Subsequent improvements occurred, beginning with the addition of a roof first to the Stretford End and then to the North and East Stands. However, the old-fashioned roof supports obscured the view of many fans, resulting in the upgrading of the roofs to incorporate the cantilevering still seen on the stadium today. The Stretford End was the last stand to receive the upgrade to the cantilevered roof, the work being completed in time for the start of the 1993–94 season.
Floodlights were first installed at the ground in the mid-1950s. Four 180-foot (55 m)-tall pylons were erected, each housing 54 individual floodlights. The whole lighting system cost the club £40,000, and was first used for a match on 25 March 1957. However, the old style floodlights were dismantled in 1987, to be replaced by a new lighting system embedded in the roof of each of the stands, which has survived to this day.

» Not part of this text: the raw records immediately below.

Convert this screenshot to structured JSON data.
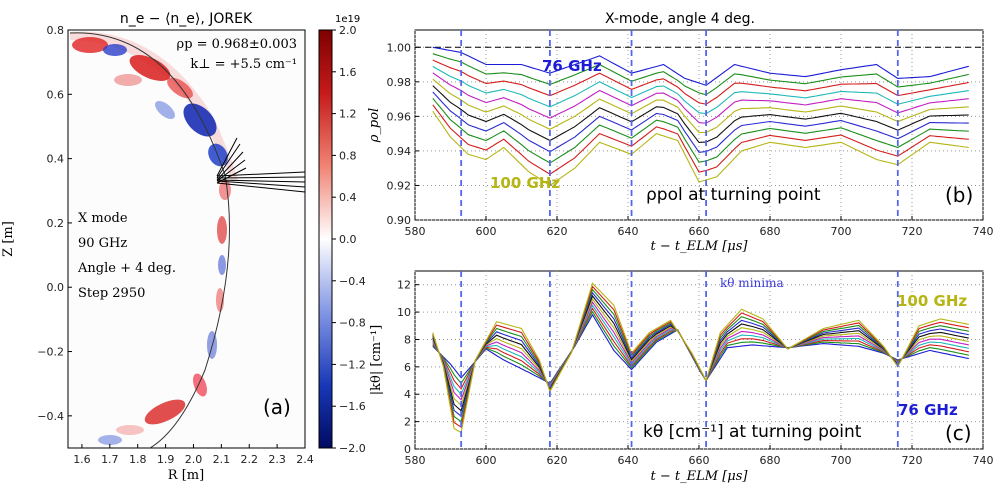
{
  "colors": {
    "blue_label": "#1c1cd6",
    "olive_label": "#b5b514",
    "marker": "#5566ee",
    "series": [
      "#2a2ad0",
      "#1a8f1a",
      "#d41d1d",
      "#1fb8b8",
      "#c21fc2",
      "#b5b514",
      "#111111"
    ]
  },
  "chart_data": [
    {
      "type": "heatmap",
      "title": "n_e − ⟨n_e⟩, JOREK",
      "xlabel": "R [m]",
      "ylabel": "Z [m]",
      "xlim": [
        1.55,
        2.4
      ],
      "ylim": [
        -0.5,
        0.8
      ],
      "x_ticks": [
        "1.6",
        "1.7",
        "1.8",
        "1.9",
        "2.0",
        "2.1",
        "2.2",
        "2.3",
        "2.4"
      ],
      "y_ticks": [
        "0.8",
        "0.6",
        "0.4",
        "0.2",
        "0.0",
        "−0.2",
        "−0.4"
      ],
      "colorbar": {
        "exponent": "1e19",
        "ticks": [
          "2.0",
          "1.6",
          "1.2",
          "0.8",
          "0.4",
          "0.0",
          "−0.4",
          "−0.8",
          "−1.2",
          "−1.6",
          "−2.0"
        ],
        "range": [
          -2.0,
          2.0
        ]
      },
      "annotations": {
        "rho": "ρp = 0.968±0.003",
        "kperp": "k⊥ = +5.5 cm⁻¹",
        "mode": "X mode",
        "freq": "90 GHz",
        "angle": "Angle + 4 deg.",
        "step": "Step 2950",
        "panel": "(a)"
      }
    },
    {
      "type": "line",
      "title": "X-mode, angle 4 deg.",
      "xlabel": "t − t_ELM [μs]",
      "ylabel": "ρ_pol",
      "xlim": [
        580,
        740
      ],
      "ylim": [
        0.9,
        1.01
      ],
      "x_ticks": [
        "580",
        "600",
        "620",
        "640",
        "660",
        "680",
        "700",
        "720",
        "740"
      ],
      "y_ticks": [
        "1.00",
        "0.98",
        "0.96",
        "0.94",
        "0.92",
        "0.90"
      ],
      "reference_line_y": 1.0,
      "vertical_markers": [
        593,
        618,
        641,
        662,
        716
      ],
      "series_count": 11,
      "first_series_76GHz": [
        [
          585,
          1.0
        ],
        [
          593,
          0.997
        ],
        [
          600,
          0.99
        ],
        [
          610,
          0.99
        ],
        [
          618,
          0.985
        ],
        [
          625,
          0.99
        ],
        [
          632,
          0.995
        ],
        [
          641,
          0.985
        ],
        [
          650,
          0.99
        ],
        [
          656,
          0.982
        ],
        [
          662,
          0.978
        ],
        [
          670,
          0.99
        ],
        [
          680,
          0.985
        ],
        [
          690,
          0.983
        ],
        [
          700,
          0.987
        ],
        [
          710,
          0.99
        ],
        [
          716,
          0.982
        ],
        [
          725,
          0.983
        ],
        [
          736,
          0.989
        ]
      ],
      "last_series_100GHz": [
        [
          585,
          0.963
        ],
        [
          590,
          0.948
        ],
        [
          595,
          0.938
        ],
        [
          600,
          0.935
        ],
        [
          605,
          0.942
        ],
        [
          612,
          0.928
        ],
        [
          618,
          0.92
        ],
        [
          625,
          0.93
        ],
        [
          632,
          0.945
        ],
        [
          641,
          0.938
        ],
        [
          648,
          0.95
        ],
        [
          654,
          0.946
        ],
        [
          660,
          0.922
        ],
        [
          665,
          0.925
        ],
        [
          672,
          0.94
        ],
        [
          680,
          0.945
        ],
        [
          690,
          0.942
        ],
        [
          700,
          0.945
        ],
        [
          710,
          0.935
        ],
        [
          716,
          0.932
        ],
        [
          725,
          0.945
        ],
        [
          736,
          0.942
        ]
      ],
      "annotations": {
        "label_top": "76 GHz",
        "label_bottom": "100 GHz",
        "caption": "ρpol at turning point",
        "panel": "(b)"
      }
    },
    {
      "type": "line",
      "xlabel": "t − t_ELM [μs]",
      "ylabel": "|kθ| [cm⁻¹]",
      "xlim": [
        580,
        740
      ],
      "ylim": [
        0,
        13
      ],
      "x_ticks": [
        "580",
        "600",
        "620",
        "640",
        "660",
        "680",
        "700",
        "720",
        "740"
      ],
      "y_ticks": [
        "12",
        "10",
        "8",
        "6",
        "4",
        "2",
        "0"
      ],
      "vertical_markers": [
        593,
        618,
        641,
        662,
        716
      ],
      "series_count": 11,
      "first_series_76GHz": [
        [
          585,
          7.5
        ],
        [
          590,
          6.2
        ],
        [
          593,
          5.2
        ],
        [
          600,
          7.3
        ],
        [
          605,
          6.5
        ],
        [
          612,
          5.6
        ],
        [
          618,
          4.8
        ],
        [
          625,
          7.5
        ],
        [
          630,
          9.8
        ],
        [
          636,
          7.2
        ],
        [
          641,
          5.8
        ],
        [
          648,
          7.8
        ],
        [
          654,
          8.7
        ],
        [
          660,
          5.8
        ],
        [
          662,
          5.0
        ],
        [
          668,
          7.4
        ],
        [
          675,
          7.6
        ],
        [
          685,
          7.4
        ],
        [
          695,
          7.7
        ],
        [
          705,
          7.5
        ],
        [
          712,
          7.0
        ],
        [
          716,
          6.5
        ],
        [
          725,
          7.2
        ],
        [
          736,
          6.6
        ]
      ],
      "last_series_100GHz": [
        [
          585,
          8.5
        ],
        [
          588,
          6.0
        ],
        [
          591,
          1.5
        ],
        [
          593,
          1.2
        ],
        [
          597,
          6.5
        ],
        [
          603,
          9.3
        ],
        [
          610,
          8.8
        ],
        [
          615,
          6.5
        ],
        [
          618,
          4.2
        ],
        [
          624,
          7.0
        ],
        [
          630,
          12.1
        ],
        [
          636,
          10.5
        ],
        [
          641,
          7.0
        ],
        [
          646,
          8.5
        ],
        [
          652,
          9.4
        ],
        [
          658,
          7.0
        ],
        [
          662,
          5.0
        ],
        [
          666,
          8.5
        ],
        [
          672,
          10.2
        ],
        [
          678,
          9.5
        ],
        [
          685,
          7.3
        ],
        [
          695,
          8.8
        ],
        [
          705,
          9.4
        ],
        [
          712,
          7.5
        ],
        [
          716,
          6.0
        ],
        [
          722,
          9.0
        ],
        [
          728,
          9.5
        ],
        [
          736,
          9.1
        ]
      ],
      "annotations": {
        "label_top": "100 GHz",
        "label_bottom": "76 GHz",
        "minima": "kθ minima",
        "caption": "kθ [cm⁻¹] at turning point",
        "panel": "(c)"
      }
    }
  ]
}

In 1990, following the Hillsborough Disaster, a report was issued which demanded all stadia must be all-seater stadia, leading to subsequent renovation, which dropped capacity to around 44,000. However, the club's popularity ensured that further development would occur. In 1995, the North Stand was redeveloped into three tiers, bringing the capacity up to approximately 55,000. This was followed by expansions of first the East and then West Stands to reach a total capacity of 68,000. The most recent expansion was completed in 2006, when the North-East and North-West Quadrants were opened, allowing the current record of 76,098, only 104 short of the stadium's maximum capacity.
It has been estimated that for any further development to be attempted on the stadium, specifically the South Stand which is still only one tier high, development costs would almost equal the £114 million already spent on the stadium in the last fourteen years. This is due to the fact that up to fifty houses would have to be bought out by the club, which would cause a lot of disruption to local residents, and any extension would have to be built over the top of the railway line that runs adjacent to the stadium. Ideally, the expansion would include bringing the South Stand up to at least two tiers and filling in the South-West and South-East quadrants to restore the "bowl" effect of the stadium. Present estimates put the projected capacity of the completed stadium at approximately 96,000, more than the new Wembley Stadium.